Une fois arrivé sur une île inexplorée, il faut recommencer exactement la même chose à ceci près qu’il est possible de déclarer sienne l’île découverte. Il sera possible d’y construire une base, des maisons (avec plein de chaises évidemment) et de débuter une sorte de petit village si tant est que vous êtes accompagnés d’amis qui auront les mêmes goûts que vous en matière d’emplacements et de mobiliers. Et rebelotte en ce qui concerne les ressources, les poules et le crafting, le tout jusqu’à avoir la possibilité de construire un bateau plus évolué et d’arpenter les mers à la recherche de trésors. Malheureusement, la boucle de gameplay qui s’accompagne ne varie jamais et à aucun moment on ne ressent l’envie d’en voir finalement plus. Surtout qu’Atlas souffre encore de bien trop de problèmes techniques pour offrir une aventure propre en ordre. Sachant qu’il sera en Early Access durant encore deux ans, il est difficile de comprendre du point de vue purement vidéoludique la sortie d’un tel titre. En revanche d’un point de vue économique, la donne devient tout de suite plus compréhensible…
Points forts
- Relativement joli par moment
- Le sentiment d’accomplissement après avoir construit son premier bateau
- Un bestiaire plutôt varié
- La grande variété d’objets à crafter
Points faibles
- L’inégalité entre les mécaniques de survie et d’exploration
- La quasi absence de personnalisation de son avatar
- Les phases de combats
- L’interface et les menus
- Le système de navigation à travers des roues contextuelles
- Le système de progression
La promesse d’un monde ouvert rempli de bêtes mythologiques, de pirates et d’un écosystème gigantesque n’a pas suffi à convaincre.
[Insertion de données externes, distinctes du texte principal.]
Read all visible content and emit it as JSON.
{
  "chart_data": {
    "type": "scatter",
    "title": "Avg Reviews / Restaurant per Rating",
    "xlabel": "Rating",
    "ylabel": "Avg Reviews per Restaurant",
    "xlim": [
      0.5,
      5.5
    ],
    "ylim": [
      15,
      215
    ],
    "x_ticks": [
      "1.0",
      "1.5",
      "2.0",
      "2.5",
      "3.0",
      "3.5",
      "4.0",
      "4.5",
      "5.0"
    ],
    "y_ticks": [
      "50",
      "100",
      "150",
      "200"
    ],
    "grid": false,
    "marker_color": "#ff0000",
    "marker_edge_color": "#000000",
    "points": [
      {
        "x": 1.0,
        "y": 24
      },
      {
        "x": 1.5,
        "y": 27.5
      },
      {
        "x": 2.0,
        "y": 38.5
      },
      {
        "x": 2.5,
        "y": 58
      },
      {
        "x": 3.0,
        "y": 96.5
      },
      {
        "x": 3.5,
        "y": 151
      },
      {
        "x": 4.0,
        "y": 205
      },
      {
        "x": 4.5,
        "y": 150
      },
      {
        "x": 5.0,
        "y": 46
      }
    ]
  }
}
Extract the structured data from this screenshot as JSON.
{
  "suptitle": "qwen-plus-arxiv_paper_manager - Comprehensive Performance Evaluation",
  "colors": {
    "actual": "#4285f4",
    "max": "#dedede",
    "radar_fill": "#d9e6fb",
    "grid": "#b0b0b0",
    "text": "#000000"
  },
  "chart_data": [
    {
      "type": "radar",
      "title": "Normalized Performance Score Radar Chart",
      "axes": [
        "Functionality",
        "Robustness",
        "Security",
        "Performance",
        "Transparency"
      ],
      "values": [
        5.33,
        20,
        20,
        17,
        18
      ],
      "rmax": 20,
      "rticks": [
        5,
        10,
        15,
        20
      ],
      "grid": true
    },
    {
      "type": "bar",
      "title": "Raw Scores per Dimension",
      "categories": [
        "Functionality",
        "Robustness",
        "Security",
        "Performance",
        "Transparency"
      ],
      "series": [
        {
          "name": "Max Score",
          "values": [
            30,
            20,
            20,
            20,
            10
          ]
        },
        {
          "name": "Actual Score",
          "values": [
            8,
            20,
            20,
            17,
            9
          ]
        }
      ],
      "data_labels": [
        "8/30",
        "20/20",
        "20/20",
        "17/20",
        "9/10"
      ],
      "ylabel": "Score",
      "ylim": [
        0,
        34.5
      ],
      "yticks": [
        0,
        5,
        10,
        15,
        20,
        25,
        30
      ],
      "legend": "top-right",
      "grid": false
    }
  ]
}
D’entrée, les mécaniques de survie se cognent à un jeu basé sur l’exploration d’une énorme carte. Doté dans le fond du même système qu’ARK : Survival Evolved, Atlas n’arrive jamais à s’affranchir de son grand frère pour proposer un véritable jeu construit autour de mécaniques de navigation et d’exploration. Simple copie, il se refuse presque exprès à repenser son gameplay pour n’être finalement qu’une version d’ARK avec des bateaux. Les mécaniques de survie refreinent constamment cette possible sensation de liberté en obligeant le joueur à constamment prendre soin de jauges de vitamines. Alors en plus quand le tout s’enrobe dans une interface indigne et peu alléchante qui se veut l’outil principal, difficile de prendre du plaisir en mer. Il faudra sans doute patienter longtemps avant qu’Atlas ne devienne intéressant tant c’est le cœur du jeu qui souffre de problèmes récurrents. Pour les amateurs de survie, il conviendra sans doute quelque temps mais reste finalement trop peu innovant pour se positionner correctement sur ce marché.